DEFINITION of Cooling Degree Day - CDD

A cooling degree day (CDD) is a measurement designed to quantify the demand for energy needed to cool a building. It is the number of degrees that a day's average temperature is above 65o Fahrenheit (18o Celsius), which is the temperature above which buildings need to be cooled. The price of weather derivatives traded in the summer is based on an index made up of monthly CDD values. The settlement price for a weather futures contract is calculated by summing CDD values for a month and multiplying that sum by $20.

BREAKING DOWN Cooling Degree Day - CDD

While CDD can describe the overall need for cooling as part of the planning for residential or commercial buildings, it is critical for the pricing of weather futures.

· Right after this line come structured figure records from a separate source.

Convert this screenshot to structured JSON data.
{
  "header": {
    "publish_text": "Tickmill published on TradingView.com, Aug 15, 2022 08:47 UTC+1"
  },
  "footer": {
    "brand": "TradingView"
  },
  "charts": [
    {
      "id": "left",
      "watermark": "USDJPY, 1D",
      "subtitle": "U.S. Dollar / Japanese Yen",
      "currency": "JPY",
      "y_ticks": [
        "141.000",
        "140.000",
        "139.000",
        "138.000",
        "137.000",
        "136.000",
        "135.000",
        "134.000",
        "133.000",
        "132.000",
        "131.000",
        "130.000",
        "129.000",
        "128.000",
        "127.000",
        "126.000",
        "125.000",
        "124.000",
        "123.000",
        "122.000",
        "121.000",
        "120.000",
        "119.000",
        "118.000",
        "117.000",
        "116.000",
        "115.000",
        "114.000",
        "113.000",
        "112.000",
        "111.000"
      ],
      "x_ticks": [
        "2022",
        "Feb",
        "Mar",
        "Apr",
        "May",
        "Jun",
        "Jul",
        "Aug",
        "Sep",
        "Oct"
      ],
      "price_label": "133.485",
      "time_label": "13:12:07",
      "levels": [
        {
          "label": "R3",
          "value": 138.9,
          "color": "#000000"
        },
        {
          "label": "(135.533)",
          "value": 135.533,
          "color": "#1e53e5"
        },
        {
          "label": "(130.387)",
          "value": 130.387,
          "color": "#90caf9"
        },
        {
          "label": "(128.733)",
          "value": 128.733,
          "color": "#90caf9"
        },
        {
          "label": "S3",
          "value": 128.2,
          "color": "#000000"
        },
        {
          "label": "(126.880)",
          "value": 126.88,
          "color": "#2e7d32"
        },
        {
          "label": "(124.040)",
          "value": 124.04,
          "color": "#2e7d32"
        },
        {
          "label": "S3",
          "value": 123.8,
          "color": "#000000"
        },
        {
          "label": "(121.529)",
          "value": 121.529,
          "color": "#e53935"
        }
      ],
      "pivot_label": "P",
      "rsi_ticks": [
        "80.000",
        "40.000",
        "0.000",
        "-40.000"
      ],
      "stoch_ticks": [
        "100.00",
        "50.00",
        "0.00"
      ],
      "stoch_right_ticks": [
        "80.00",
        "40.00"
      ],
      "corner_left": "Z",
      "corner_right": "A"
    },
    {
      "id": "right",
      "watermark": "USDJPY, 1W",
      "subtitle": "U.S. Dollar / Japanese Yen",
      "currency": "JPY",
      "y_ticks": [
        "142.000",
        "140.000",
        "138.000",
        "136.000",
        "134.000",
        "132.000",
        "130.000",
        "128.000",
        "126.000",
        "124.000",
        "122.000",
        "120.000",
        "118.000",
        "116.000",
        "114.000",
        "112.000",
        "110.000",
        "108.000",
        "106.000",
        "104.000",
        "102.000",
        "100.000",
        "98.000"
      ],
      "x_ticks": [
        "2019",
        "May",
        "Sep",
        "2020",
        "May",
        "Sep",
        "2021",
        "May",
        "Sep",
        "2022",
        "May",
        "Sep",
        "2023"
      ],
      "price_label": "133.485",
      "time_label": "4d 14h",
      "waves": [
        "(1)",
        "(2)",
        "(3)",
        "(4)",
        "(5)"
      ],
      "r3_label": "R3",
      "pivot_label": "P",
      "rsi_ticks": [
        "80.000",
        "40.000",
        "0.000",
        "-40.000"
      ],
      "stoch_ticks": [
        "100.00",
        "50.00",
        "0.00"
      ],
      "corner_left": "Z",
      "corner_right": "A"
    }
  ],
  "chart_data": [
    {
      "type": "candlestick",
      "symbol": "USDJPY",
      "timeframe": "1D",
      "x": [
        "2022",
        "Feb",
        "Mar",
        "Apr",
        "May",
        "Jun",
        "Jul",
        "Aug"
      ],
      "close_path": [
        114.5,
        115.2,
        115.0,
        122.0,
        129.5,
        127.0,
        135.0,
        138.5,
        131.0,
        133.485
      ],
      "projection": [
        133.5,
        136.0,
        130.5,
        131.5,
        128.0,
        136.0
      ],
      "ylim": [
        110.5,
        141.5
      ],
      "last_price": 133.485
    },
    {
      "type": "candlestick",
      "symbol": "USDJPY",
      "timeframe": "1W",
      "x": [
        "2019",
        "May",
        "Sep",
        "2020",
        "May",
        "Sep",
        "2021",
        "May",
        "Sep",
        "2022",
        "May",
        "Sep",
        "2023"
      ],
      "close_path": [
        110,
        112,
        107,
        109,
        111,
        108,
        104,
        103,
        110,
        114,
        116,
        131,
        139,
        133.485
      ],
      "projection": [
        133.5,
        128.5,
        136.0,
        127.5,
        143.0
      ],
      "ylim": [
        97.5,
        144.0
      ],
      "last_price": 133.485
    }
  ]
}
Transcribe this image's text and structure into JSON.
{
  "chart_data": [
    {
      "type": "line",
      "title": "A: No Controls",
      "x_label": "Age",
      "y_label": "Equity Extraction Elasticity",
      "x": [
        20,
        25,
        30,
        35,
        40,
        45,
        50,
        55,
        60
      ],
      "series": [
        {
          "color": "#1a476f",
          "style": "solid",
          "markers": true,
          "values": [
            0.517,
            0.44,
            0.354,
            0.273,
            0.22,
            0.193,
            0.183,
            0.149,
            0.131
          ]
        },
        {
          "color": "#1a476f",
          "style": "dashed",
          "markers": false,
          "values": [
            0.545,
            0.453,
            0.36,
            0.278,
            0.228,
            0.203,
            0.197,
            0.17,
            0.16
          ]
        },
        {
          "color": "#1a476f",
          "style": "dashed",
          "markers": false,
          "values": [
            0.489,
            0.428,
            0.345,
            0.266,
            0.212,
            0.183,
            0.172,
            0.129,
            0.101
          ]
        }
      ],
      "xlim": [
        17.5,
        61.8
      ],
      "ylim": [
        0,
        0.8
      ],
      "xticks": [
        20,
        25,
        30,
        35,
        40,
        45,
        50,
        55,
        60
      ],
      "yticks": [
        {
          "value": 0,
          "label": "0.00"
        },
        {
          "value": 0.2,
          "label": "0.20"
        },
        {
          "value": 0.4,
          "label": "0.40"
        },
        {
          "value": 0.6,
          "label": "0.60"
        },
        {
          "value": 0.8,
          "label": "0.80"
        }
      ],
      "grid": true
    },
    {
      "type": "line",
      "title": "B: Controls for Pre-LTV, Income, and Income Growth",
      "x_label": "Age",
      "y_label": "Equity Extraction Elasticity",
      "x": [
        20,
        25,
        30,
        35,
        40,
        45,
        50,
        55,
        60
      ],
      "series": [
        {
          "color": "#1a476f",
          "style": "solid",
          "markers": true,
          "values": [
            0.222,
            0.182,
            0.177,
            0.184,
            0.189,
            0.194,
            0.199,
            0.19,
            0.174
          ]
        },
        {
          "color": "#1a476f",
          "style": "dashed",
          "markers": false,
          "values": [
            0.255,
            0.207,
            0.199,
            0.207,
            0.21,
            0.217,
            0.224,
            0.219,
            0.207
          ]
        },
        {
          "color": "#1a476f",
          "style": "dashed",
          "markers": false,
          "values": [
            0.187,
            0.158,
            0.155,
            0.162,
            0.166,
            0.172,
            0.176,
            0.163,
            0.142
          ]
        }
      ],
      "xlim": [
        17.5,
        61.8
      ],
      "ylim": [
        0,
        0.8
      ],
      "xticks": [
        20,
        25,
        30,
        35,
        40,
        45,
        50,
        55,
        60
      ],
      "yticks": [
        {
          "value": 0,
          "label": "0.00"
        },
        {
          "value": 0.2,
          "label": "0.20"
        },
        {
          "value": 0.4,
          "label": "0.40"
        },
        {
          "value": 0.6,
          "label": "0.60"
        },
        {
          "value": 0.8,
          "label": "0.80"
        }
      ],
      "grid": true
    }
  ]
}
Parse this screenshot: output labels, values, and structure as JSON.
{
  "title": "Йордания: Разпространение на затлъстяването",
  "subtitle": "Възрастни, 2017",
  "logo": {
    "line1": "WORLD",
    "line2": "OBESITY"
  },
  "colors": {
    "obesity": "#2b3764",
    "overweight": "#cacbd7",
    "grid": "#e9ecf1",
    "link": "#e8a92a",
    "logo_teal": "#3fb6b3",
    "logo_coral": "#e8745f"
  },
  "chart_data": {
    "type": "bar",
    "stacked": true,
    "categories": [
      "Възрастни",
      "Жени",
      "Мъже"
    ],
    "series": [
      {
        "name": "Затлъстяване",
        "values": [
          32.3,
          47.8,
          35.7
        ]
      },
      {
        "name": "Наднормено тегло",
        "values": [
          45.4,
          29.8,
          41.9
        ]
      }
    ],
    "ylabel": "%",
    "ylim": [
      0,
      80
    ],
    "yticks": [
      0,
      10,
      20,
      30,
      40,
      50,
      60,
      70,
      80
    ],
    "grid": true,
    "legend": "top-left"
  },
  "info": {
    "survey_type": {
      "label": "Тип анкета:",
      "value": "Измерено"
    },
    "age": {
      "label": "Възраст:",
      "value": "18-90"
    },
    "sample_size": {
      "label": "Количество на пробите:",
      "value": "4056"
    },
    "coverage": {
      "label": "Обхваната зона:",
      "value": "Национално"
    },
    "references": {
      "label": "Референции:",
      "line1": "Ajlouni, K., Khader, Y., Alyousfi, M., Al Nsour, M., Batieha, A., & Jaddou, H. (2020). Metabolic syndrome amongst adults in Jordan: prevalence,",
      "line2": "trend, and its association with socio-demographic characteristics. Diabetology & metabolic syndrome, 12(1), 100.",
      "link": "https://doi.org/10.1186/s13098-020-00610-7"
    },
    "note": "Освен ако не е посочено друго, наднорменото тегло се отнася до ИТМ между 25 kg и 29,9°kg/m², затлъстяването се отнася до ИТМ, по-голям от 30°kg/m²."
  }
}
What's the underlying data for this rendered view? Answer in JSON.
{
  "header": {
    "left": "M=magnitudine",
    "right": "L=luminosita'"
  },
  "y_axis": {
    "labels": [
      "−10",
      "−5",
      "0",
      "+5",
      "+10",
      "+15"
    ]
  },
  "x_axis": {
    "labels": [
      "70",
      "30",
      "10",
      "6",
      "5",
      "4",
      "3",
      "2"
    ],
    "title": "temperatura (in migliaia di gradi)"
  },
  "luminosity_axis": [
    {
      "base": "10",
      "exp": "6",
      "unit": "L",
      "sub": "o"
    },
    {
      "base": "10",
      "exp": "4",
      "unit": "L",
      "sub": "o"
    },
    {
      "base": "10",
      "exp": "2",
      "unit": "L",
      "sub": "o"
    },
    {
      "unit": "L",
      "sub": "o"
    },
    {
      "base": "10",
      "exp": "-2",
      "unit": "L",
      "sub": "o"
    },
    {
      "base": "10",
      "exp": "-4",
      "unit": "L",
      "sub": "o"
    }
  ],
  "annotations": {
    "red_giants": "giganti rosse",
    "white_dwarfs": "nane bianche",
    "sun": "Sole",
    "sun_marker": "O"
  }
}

In turn, that creates a risk management tool that utility, agriculture, construction and other firms can use to hedge their activities that depend on weather, such as energy needs, growing season, and outdoor work time.

How to Calculate Cooling Degree Day (CDD)

There are several ways to calculate CDD. The more detailed a record of temperature data, the more accurately the CDD can be calculated.

1. Subtract 65 from the average of a day's high and low temperatures. For example, if the day's average temperature is 75o F, its CDD is 10. If that day's average is below 65, the result is set to zero. If every day in a 30-day month had an average temperature of 75o F, the month's HDD value would be 300 (10 x 30). The nominal settlement value for that month's weather derivative contract would therefore be $6,000 (300 x $20).

2. Subtract 65 from each half-hourly temperature reading, with the provision that negative values be set to zero, sum the result and divide by 48 (48 half-hours in a day). Then sum that value over 30 (for a 30-day month) and multiply by $20. If a given day's value is less than or equal to zero, that day has zero CDD. But if the value is positive, that number represents the CDD on that day.

For all methods, if the value for any given day is less than or equal to zero, that day has zero CDD. But if the value is positive, that number represents the CDD number of that day.

A similar measurement, heating degree day (HDD), reflects the amount of energy needed to heat a home or business.

One caveat is that cooling degree days are extremely localized. Cooling needs vary greatly depending on the geographical region. Furthermore, the average CDD in one building may not have the same impact as it does on the building next door due to differences in construction, orientation relative to other buildings, insulation, sun exposure, and the nature of the building's usage.